Introduction
John Keasler (born 1921) was an American journalist. He was a longtime columnist (30 years) for The Miami News, which folded in 1988.
Early life
Keasler was born in 1921, in Plant City - 26 miles east of Tampa, Florida.
Career
Keasler service during World War II in the Philippines. While stationed in the Philippines, he started to write a newsletter. His newsletter got him a job with the Plant City Courier, after which, he had brief stints with with Tampa Tribune and then with The Atlanta Journal-Constitution.
He then went to work for the San Francisco Call and later moved to worked St. Louis to work for the St. Louis Post-Dispatch, becoming one of its top writers. At the Post-Dispatch, in 1956, he co-founded the Catfish Club that eventually became the Press Club of Metropolitan St. Louis.
Keasler received a job offer from Newsweek, in New York. He turned down the offer because he wanted to stay in Florida and his family said it was too cold in New York.
In January 1959, Keasler took a job at The Miami News and soon became its star writer. He won acclaim and loud praise for his coverage of John F. Kennedy assassination. Shortly after, he was promoted from a feature writer to a columnist. He also covered the 1969 moon landing.

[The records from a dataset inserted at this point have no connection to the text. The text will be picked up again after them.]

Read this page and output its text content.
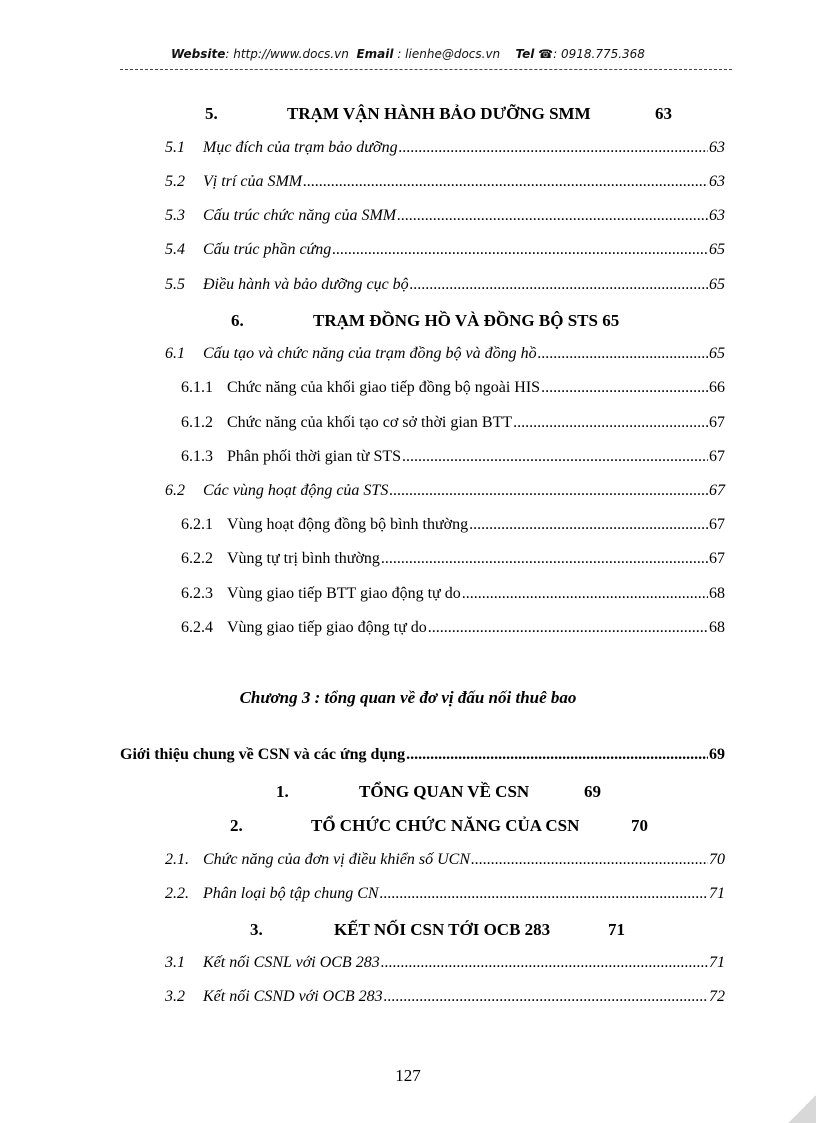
Website: http://www.docs.vn Email : lienhe@docs.vn Tel ☎: 0918.775.368
5.	TRẠM VẬN HÀNH BẢO DƯỠNG SMM	63
5.1	Mục đích của trạm bảo dưỡng .....	63
5.2	Vị trí của SMM .....	63
5.3	Cấu trúc chức năng của SMM .....	63
5.4	Cấu trúc phần cứng .....	65
5.5	Điều hành và bảo dưỡng cục bộ .....	65
6.	TRẠM ĐỒNG HỒ VÀ ĐỒNG BỘ STS 65
6.1	Cấu tạo và chức năng của trạm đồng bộ và đồng hồ .....	65
6.1.1 Chức năng của khối giao tiếp đồng bộ ngoài HIS .....	66
6.1.2 Chức năng của khối tạo cơ sở thời gian BTT .....	67
6.1.3 Phân phối thời gian từ STS .....	67
6.2	Các vùng hoạt động của STS .....	67
6.2.1 Vùng hoạt động đồng bộ bình thường .....	67
6.2.2 Vùng tự trị bình thường .....	67
6.2.3 Vùng giao tiếp BTT giao động tự do .....	68
6.2.4 Vùng giao tiếp giao động tự do .....	68
Chương 3 : tổng quan về đơ vị đấu nối thuê bao
Giới thiệu chung về CSN và các ứng dụng .....	69
1.	TỔNG QUAN VỀ CSN	69
2.	TỔ CHỨC CHỨC NĂNG CỦA CSN	70
2.1. Chức năng của đơn vị điều khiển số UCN .....	70
2.2. Phân loại bộ tập chung CN .....	71
3.	KẾT NỐI CSN TỚI OCB 283	71
3.1	Kết nối CSNL với OCB 283 .....	71
3.2	Kết nối CSND với OCB 283 .....	72
127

Keasler’s work at The Miami News was widely appreciated for its sharp humor and wit. He was a known prankster and at one point, he brought a camel into the newsroom. He once wanted to send an elevator full of chickens to the fifth floor of the Herald building - not because he hated the Herald, he just thought it would be interesting to see how that city room would handle a lot of chickens.
While at The Miami News, he collaborated with political cartoonist Don Wright - they won two Pulitzer Prizes for their work.
Many of his humorous columns about South Florida life were collected into books. Additionally, Keasler wrote five novels. His satirical novel, "Surrounded on Three Sides," first published in 1958, remains in print.
The Miami News folded in 1988, which also marked the end of Keasler’s journalism career. Distraught, he said:
I feel half numb, like I've got a head full of cold Crisc,…The News was a living thing with a heart and a soul, and it's dying.
Death and legacy
John Keasler died of heart failure after an extended fight with leukemia, on September 5, 1995, at a hospital in Plant City, Florida. He was 74. He was survived by three daughters, three sons and eight grandchildren. His wife, Margery Keasler, had died in 1991.
A scholarship to the University of Miami for a student majoring in print journalism, the John and Marjorie Keasler Journalism Scholarship, is given in his memory.